Madrid aurait régularisé des migrants susceptibles de circuler jusqu’en France.
Problème : le risque migratoire n'est pas un motif juridiquement reconnu pour activer une telle procédure.
2. L’EUROPE ET SES FRONTIÈRES
Ce qui a disparu avec l'espace Schengen, ce n'est pas la frontière, c'est la systématicité du contrôle à son passage.
Depuis 1952, elle s'est transformée : différenciée, mobile, coopérative.
Elle conserve toutefois une forme de matérialité.
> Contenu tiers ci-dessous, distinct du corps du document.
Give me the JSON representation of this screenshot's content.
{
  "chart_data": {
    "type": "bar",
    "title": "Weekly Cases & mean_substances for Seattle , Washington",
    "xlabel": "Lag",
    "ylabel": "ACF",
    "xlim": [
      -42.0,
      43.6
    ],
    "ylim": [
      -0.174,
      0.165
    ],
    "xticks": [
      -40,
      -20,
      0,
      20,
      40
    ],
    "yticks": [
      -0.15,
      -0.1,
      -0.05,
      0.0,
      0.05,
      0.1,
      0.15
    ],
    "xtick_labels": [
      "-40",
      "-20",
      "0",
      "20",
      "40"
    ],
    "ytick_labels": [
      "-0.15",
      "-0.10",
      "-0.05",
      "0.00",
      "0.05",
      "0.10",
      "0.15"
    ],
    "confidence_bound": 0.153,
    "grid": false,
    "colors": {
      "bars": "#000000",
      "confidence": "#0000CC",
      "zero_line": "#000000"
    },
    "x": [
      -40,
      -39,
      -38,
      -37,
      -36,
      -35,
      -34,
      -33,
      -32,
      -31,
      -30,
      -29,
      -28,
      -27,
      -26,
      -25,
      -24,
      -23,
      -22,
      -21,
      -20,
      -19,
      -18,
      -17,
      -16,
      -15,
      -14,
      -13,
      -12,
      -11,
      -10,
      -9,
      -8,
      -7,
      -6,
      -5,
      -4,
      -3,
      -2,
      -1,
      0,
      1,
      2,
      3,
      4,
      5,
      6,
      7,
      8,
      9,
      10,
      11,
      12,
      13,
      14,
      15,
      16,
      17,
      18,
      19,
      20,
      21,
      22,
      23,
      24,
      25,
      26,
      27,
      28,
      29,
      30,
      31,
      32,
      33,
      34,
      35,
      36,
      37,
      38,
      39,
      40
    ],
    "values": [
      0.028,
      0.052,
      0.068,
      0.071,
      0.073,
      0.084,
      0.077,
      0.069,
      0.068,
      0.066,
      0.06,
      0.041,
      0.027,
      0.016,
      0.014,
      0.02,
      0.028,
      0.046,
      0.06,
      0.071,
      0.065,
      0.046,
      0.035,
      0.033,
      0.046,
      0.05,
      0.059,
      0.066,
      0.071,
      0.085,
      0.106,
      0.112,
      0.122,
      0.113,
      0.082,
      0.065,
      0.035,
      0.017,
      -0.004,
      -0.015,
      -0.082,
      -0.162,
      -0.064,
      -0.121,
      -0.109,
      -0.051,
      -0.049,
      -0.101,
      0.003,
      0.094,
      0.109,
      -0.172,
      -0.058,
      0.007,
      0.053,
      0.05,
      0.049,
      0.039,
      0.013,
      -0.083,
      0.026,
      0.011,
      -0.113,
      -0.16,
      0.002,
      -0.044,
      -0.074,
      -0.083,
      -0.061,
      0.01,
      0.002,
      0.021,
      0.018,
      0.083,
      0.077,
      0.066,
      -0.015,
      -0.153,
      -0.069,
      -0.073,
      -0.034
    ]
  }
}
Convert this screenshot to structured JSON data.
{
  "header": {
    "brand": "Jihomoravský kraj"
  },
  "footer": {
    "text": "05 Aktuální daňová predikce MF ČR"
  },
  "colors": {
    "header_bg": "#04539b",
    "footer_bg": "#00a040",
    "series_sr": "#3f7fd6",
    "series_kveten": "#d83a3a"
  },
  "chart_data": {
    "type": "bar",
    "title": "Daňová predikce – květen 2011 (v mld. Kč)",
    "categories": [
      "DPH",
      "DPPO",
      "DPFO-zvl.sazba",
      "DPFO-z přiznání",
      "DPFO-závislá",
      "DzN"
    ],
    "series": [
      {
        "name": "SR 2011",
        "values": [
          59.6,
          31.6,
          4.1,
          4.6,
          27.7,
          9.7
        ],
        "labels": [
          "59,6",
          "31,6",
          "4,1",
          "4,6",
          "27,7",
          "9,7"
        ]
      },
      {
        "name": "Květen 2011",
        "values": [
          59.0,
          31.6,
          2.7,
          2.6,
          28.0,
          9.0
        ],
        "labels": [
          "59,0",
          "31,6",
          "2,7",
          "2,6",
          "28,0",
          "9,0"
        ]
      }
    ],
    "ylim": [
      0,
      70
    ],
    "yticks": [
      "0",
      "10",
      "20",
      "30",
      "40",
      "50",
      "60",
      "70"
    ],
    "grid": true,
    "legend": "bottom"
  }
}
Nul ne monte dans un avion sans carte d'identité.
3. LA RÉGULARISATION : UNE MENACE ?
Les personnes régularisées par l'Espagne travaillaient déjà sur le territoire.
Officialisées dans leur emploi, elles n'ont aucune raison de chercher du travail ailleurs.
4. ET MELONI ?
L'Italie a elle aussi régularisé environ 500 000 travailleurs sans titre de séjour.
Retailleau n'a pas réclamé la fermeture des frontières franco-italiennes.
La cible n'est pas Schengen. À travers son visage le plus identifié, Pedro Sánchez, c’est la gauche européenne qui est visée.
5. METTRE L'ESPAGNE AU BAN ?
Les mécanismes de pression européens n'existent qu'en cas de manquement à l'État de droit ou aux critères de Maastricht.
En dehors du droit d’asile, la politique migratoire relève de la souveraineté nationale des États européens
Madrid n'a violé aucune règle.
6. APORIE D'UNE MANŒUVRE
En ciblant Sanchez pour séduire l'électorat français, Retailleau démontre malgré lui que vie politique nationale et européenne sont indissociables.
S'il parvenait au pouvoir, il serait dans l'impossibilité de réaliser ce qu'il a annoncé.
Ce qui se voulait être une démonstration de fermeté révèle surtout les limites d’une prise de position électoraliste.